By and
with contributions from Joan Low
 on November 9, 2010

Dodie Rosekrans, a social star in her native San Francisco whose bold fashion taste was also the toast of Paris, died Saturday at her home in that California city, according to sources close to the family. She was 91.

With a couture wardrobe that spanned iconic items from Yves Saint Laurent’s Africa collection to ensembles from enfant terrible Jean Paul Gaultier, Rosekrans was perhaps best known as an ebullient champion of John Galliano, quietly financing the British designer in the early days of his career and lining up to be among the first to snap up his high fashions when he arrived as the couturier at Christian Dior in 1996.

“His first couture show set the tone for things to follow,” Rosekrans told WWD in 2007. “It was very impressive.”

The admiration was mutual.

“To meet her was like meeting a fire bird or watching a room turn from gray to Technicolor,” Galliano said Monday. “Fashion has lost one of this century’s greatest patrons, icons, originals and friends.”

The designer marveled that Rosekrans collected fashion as if it were fine art, but wore it freely and with aplomb. He called her “utterly unique, beguiling and enchanting. Honestly, without Dodie’s patronage and encouragement, I would not be where I am today. She had a vision, intelligence and integrity that made her one of the most amazing and interesting women to be around.”

The designer also credited Rosekrans for encouraging him to be “fearless in fashion,” and for helping him “stay on my creative path.…To get Mrs. Rosekrans’ seal of approval on a collection was always high praise indeed and something I will continue to strive for.”

On Monday, a wide swath of designers lauded Rosekrans for her free-spirited way with clothing and jewelry, despite her diminutive stature, and her support of major art institutions in France, Italy and America.

Gaultier, who has visited Rosekrans’ jewel-box-like apartment in Paris and also met her late husband, John, said she epitomized “a way of life evoking all the grandeur of the haute couture era. She was someone extraordinary, extravagant and elegant. I was privileged to have known her.”

“She’ll have great style either in hell or heaven,” Christian Lacroix related. “We’ll miss for sure such a character, who had the know-how and skill to play with both eccentricity and the highest taste.”

Lacroix praised her “sure eye for grand decorating and personal extravagance,” especially the lavish parties she hosted at her palazzo in Venice, decorated by the late Tony Duquette of California, whose necklaces often finished off her couture ensembles.
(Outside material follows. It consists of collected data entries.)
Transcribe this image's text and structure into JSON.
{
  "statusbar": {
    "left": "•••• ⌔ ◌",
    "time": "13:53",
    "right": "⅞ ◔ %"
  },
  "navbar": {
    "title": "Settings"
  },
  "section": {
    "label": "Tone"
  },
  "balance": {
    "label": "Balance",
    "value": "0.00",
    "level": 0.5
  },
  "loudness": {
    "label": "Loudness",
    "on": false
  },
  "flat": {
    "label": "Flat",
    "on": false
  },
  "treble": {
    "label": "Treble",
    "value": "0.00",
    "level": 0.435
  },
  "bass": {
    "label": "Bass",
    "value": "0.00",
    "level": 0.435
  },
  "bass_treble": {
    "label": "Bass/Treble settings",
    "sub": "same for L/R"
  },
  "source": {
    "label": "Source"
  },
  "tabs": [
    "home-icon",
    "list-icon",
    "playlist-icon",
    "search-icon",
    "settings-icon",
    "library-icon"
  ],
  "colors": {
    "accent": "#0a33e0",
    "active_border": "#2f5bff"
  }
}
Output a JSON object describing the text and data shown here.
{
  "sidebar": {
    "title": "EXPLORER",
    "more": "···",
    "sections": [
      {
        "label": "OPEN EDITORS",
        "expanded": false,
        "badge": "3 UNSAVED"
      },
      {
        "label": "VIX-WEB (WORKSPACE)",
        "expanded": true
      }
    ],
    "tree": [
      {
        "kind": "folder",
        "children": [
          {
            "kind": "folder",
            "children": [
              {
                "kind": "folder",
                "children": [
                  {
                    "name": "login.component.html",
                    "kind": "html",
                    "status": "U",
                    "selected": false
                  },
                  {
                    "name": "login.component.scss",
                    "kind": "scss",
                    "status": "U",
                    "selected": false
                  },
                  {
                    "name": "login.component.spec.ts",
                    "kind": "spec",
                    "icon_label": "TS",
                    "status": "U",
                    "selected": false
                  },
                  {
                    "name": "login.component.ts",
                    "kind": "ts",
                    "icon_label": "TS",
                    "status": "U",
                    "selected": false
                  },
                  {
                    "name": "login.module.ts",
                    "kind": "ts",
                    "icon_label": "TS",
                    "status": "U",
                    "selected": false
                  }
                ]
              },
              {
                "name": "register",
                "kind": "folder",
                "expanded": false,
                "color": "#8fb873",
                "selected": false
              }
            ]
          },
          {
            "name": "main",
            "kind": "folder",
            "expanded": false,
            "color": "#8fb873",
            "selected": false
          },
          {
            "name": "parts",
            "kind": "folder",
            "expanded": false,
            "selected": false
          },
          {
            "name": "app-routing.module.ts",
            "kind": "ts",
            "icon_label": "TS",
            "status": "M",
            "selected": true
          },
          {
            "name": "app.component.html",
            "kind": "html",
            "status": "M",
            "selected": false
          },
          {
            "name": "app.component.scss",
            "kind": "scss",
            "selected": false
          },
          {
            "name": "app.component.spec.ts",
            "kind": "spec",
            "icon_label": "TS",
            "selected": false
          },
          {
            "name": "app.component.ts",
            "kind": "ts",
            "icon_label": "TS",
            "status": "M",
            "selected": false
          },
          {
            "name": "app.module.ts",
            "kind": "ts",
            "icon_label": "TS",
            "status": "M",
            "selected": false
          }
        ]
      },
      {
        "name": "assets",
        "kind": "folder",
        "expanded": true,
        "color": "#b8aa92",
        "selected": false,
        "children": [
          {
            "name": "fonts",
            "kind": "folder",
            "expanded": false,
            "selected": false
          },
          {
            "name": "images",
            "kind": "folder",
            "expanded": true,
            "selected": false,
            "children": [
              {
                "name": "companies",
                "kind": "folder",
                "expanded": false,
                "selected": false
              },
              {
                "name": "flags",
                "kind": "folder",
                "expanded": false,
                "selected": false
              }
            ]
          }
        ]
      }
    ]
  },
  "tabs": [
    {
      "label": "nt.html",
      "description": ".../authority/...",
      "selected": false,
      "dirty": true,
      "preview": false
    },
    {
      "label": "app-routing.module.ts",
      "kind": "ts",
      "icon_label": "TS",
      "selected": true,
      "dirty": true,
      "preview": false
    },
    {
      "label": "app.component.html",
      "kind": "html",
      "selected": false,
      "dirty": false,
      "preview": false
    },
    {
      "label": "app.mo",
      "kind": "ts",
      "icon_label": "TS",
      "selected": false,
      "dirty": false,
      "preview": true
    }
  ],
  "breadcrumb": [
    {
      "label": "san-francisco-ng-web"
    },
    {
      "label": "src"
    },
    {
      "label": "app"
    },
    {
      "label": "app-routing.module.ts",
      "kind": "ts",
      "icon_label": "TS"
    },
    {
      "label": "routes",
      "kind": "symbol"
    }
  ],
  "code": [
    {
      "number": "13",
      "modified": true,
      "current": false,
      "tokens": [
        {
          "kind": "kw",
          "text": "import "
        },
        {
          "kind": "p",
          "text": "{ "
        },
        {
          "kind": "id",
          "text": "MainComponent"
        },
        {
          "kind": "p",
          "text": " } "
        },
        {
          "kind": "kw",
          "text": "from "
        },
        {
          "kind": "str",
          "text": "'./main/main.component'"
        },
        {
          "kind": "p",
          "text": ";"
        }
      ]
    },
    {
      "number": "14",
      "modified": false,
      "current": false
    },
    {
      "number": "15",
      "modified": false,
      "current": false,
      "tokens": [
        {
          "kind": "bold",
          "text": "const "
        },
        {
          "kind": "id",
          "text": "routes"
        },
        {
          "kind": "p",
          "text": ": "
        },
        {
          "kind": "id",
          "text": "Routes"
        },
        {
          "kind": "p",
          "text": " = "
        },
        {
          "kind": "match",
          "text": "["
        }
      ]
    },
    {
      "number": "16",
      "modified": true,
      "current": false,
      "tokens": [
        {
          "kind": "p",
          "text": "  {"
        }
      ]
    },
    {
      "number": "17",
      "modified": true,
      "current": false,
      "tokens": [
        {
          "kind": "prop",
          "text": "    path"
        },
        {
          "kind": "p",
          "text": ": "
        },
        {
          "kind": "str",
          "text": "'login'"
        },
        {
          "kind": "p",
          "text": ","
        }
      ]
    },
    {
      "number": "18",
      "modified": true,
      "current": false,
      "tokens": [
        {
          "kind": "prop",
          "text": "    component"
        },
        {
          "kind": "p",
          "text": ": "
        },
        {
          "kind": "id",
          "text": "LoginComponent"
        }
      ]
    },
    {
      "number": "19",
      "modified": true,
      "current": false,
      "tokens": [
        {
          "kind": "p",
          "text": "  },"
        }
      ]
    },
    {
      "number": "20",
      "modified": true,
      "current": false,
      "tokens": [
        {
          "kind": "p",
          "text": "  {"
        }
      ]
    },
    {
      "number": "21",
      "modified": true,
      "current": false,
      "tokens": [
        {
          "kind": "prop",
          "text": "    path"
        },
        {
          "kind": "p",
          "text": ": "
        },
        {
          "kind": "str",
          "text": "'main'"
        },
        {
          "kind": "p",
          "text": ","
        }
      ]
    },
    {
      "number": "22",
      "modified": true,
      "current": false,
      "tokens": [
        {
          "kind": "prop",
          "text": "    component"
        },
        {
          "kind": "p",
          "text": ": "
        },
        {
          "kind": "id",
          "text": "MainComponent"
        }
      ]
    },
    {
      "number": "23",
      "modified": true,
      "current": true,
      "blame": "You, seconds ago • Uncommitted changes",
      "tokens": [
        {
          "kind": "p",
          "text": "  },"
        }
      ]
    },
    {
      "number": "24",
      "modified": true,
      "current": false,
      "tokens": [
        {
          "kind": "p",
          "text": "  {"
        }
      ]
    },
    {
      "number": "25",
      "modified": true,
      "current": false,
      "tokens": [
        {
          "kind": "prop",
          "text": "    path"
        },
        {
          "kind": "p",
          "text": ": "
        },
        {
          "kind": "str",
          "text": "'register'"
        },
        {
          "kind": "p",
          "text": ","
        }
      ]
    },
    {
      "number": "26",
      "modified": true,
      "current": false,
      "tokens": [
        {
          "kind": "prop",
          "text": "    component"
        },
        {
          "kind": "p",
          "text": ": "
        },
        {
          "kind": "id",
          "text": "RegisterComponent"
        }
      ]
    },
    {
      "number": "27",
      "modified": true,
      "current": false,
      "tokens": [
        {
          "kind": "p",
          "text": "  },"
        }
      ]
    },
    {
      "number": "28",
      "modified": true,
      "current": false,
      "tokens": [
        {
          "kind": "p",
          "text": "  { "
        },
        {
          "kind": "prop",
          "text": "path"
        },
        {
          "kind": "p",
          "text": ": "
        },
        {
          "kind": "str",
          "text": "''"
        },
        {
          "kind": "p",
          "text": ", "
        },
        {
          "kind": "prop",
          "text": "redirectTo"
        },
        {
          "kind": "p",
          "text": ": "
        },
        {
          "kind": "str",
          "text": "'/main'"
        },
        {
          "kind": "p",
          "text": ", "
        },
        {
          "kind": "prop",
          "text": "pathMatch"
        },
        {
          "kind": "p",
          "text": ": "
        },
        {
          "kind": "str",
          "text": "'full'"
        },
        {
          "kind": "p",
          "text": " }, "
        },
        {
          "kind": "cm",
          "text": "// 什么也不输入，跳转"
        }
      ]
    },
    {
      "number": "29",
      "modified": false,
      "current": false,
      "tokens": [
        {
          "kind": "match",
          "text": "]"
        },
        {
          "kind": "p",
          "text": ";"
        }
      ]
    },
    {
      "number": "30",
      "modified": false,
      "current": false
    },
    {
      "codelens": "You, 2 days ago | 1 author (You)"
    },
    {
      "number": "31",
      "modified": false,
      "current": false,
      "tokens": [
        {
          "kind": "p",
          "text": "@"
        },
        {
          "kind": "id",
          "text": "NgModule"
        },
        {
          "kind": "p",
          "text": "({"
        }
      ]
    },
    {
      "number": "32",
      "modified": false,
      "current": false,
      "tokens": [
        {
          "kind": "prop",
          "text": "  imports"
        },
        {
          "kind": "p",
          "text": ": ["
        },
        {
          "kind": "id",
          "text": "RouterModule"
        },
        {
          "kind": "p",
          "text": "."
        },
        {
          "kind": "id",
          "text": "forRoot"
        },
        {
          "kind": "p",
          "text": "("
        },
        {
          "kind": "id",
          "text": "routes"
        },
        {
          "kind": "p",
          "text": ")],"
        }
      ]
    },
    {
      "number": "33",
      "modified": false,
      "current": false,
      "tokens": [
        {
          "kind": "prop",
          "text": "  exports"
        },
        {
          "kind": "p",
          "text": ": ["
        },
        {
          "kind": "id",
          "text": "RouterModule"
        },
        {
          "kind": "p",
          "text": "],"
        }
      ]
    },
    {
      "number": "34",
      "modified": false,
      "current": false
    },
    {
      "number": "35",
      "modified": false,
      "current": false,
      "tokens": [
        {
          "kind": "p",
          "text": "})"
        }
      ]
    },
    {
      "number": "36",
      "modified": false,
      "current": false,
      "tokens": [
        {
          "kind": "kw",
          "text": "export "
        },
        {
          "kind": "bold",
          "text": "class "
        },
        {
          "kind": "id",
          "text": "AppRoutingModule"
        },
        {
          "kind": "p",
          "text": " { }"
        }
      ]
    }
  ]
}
“She had a great personality, a certain extravagance and was extremely generous with everyone. She was kind, intelligent and eccentric,” said Hubert de Givenchy. “She wore things like no one else could; extravagant jewelry, like a toad necklace. She had her own taste, a type of elegance, of chic, and great humility.”

Countess Isabelle d’Ornano, co-founder of Sisley, said Rosekrans carved out a place for herself in Paris, no small feat for an American.

“She was extremely generous. For example, she gave several very beautiful pieces to the Pompidou Center,” she said. “For Dodie, elegance came with age; she really found her style in the past 10 to 15 years.”

Born Georgette Naify in San Francisco, she is the widow of John Rosekrans, who died in 2001, and is survived by two sons from her first marriage to Edward Topham Jr., Ned and John, along with two stepsons, 10 grandchildren and two great-grandchildren.